To break it down lightly, during a lunar eclipse, Earth’s shadow obscures our moon from view. This lunar eclipse will be partial—its umbral shadow casting a reddish veil on the moon—and gorgeous. Unfortunately, yet appropriately, America’s experience of this lunar eclipse will be far from the majestic experience expected for Africa, Asia, Antarctica, and Europe. Perhaps for many inhabitants of the U.S., the full moon has got a valuable lesson; what’s happening above us and around us is bigger and more powerful than what we can see. And, I’m not talking about Russia, okay? Although anything involving Putin doesn’t bode well, the picture is bigger than two world leaders making backroom deals. It’s climate change, ceaseless wars, the condoned brutality of the state; it’s capitalism trailing its poison fingers down each of our spines as we sit hunched over computers trying desperately to remain present, to fall in love, to pay rent.

If this all sounds like too much, the truth is, a full moon is never not an event. Even those of us who refuse to subscribe to astrology’s foretelling can’t help but look up at a full moon and feel relief. There’s something soothing, after all, in knowing our night walk is illuminated—not with streetlights, LED signs, or the fluorescent buzz of store displays but rather with an unblinking orbital body. What could it mean to you, reader, that this week’s full moon will be obscured in a way, will refuse to give you the relief you crave? Illumination, whether you’re interested in outer light or inner knowing, is on the horizon. 
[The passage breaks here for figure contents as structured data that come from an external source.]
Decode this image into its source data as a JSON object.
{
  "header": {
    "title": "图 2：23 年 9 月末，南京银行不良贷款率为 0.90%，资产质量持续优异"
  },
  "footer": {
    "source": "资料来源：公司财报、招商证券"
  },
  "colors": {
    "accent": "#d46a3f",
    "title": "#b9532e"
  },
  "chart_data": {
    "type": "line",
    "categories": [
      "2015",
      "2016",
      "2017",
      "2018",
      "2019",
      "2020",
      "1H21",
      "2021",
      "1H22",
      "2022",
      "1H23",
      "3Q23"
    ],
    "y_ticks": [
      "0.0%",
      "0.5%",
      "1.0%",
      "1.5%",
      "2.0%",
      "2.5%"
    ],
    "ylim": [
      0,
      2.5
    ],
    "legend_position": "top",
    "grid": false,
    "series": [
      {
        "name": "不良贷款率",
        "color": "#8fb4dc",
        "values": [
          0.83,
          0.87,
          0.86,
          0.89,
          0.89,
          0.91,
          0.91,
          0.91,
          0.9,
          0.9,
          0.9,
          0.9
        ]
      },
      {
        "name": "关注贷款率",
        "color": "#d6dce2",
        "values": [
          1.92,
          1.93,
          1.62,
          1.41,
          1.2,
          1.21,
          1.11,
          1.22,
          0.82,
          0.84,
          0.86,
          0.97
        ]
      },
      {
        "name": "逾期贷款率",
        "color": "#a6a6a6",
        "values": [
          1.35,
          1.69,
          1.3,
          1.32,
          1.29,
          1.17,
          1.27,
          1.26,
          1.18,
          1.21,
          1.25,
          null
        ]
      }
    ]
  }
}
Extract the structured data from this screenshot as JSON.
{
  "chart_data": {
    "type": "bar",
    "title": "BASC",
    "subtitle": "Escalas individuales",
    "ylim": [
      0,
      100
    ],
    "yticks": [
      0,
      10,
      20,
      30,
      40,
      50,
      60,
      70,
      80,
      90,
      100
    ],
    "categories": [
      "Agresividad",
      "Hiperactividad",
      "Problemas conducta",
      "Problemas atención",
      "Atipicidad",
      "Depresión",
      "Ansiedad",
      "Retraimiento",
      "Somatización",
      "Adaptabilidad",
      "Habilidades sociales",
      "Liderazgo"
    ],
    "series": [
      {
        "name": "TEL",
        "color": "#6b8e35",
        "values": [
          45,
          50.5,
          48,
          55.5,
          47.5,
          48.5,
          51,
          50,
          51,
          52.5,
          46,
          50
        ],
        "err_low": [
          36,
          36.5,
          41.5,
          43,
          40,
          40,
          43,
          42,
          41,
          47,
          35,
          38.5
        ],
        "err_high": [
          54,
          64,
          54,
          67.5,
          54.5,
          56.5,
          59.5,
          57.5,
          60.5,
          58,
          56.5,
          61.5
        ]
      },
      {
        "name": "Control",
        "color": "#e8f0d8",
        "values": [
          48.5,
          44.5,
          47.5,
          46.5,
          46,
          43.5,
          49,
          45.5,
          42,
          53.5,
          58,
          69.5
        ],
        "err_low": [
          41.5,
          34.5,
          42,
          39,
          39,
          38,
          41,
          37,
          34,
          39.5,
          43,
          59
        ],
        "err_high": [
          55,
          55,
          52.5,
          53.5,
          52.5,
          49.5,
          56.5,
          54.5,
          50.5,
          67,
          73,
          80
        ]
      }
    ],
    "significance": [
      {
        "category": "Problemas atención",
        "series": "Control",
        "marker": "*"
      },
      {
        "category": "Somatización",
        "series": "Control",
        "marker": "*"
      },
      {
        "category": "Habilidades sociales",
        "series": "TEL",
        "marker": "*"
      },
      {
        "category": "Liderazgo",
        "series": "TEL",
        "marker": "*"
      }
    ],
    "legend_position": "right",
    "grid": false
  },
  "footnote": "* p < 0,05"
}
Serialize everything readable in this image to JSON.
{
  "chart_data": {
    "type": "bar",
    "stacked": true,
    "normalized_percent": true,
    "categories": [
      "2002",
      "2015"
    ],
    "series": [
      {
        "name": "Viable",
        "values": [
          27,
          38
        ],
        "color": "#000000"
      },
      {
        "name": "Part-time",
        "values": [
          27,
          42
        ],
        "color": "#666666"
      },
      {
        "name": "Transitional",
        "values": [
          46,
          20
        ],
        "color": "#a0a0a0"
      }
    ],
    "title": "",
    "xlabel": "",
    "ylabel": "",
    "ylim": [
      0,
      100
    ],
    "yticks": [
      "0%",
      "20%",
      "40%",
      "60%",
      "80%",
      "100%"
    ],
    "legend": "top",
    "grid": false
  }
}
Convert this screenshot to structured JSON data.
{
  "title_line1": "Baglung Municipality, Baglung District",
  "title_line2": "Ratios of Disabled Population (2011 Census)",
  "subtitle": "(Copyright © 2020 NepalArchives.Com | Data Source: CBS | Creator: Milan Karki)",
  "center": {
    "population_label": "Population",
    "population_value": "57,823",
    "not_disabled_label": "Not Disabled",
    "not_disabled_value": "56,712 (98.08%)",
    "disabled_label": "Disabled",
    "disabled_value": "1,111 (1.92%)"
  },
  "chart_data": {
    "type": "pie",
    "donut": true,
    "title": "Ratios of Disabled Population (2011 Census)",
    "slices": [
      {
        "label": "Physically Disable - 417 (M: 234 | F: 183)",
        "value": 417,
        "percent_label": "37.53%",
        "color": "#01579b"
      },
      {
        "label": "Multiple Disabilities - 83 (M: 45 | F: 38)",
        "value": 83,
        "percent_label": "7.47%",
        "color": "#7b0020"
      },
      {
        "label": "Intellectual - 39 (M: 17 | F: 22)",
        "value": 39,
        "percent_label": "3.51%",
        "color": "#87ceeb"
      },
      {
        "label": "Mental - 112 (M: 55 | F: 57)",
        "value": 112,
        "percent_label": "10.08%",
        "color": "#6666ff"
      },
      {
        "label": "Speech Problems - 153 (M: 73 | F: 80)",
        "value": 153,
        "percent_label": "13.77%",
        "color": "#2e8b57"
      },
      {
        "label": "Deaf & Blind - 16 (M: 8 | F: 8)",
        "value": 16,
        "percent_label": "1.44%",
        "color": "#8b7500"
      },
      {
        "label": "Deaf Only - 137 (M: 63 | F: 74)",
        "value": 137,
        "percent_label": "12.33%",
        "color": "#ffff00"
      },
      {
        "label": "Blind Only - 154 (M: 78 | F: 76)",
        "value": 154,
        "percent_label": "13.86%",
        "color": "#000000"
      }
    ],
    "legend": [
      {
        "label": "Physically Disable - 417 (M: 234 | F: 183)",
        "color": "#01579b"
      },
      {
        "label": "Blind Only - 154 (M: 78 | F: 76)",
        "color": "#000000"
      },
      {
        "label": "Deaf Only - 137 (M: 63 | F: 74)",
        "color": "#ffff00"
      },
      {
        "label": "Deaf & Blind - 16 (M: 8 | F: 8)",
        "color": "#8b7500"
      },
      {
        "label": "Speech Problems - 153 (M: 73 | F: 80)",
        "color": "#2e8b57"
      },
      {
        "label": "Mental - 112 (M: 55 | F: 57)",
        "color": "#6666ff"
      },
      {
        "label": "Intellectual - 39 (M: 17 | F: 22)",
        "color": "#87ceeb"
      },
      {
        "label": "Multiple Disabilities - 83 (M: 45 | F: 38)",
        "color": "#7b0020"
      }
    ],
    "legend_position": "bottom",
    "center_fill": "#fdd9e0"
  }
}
Sirius, known as the brightest star in our night sky, will rise with the lunar eclipse in Aquarius and eventually align with the Sun in Leo. The star’s return (post a 70-day absence) and conjunction with the Sun, is known as the Lion’s Gate Portal. Sirius holds renewal energy. It is a star that carries collective memory and inspires collective renewal. It reminds us that we have always been in flux, in a state of upheaval. Even those of us who have been taught that we were never meant to survive, survived. Whether you were born a lion or not, a lion’s roar manifests inside you. Whether you were born an Aquarius or not, your hands are strong enough to be a cup to drink from, an offering. This full moon, let air and fire kindle inside you, imagine the lunar eclipse as a call to arm—yours. What secret powers do you hold? What outside forces have you given permission to hold power against you? What are you willing to give up to feel more free?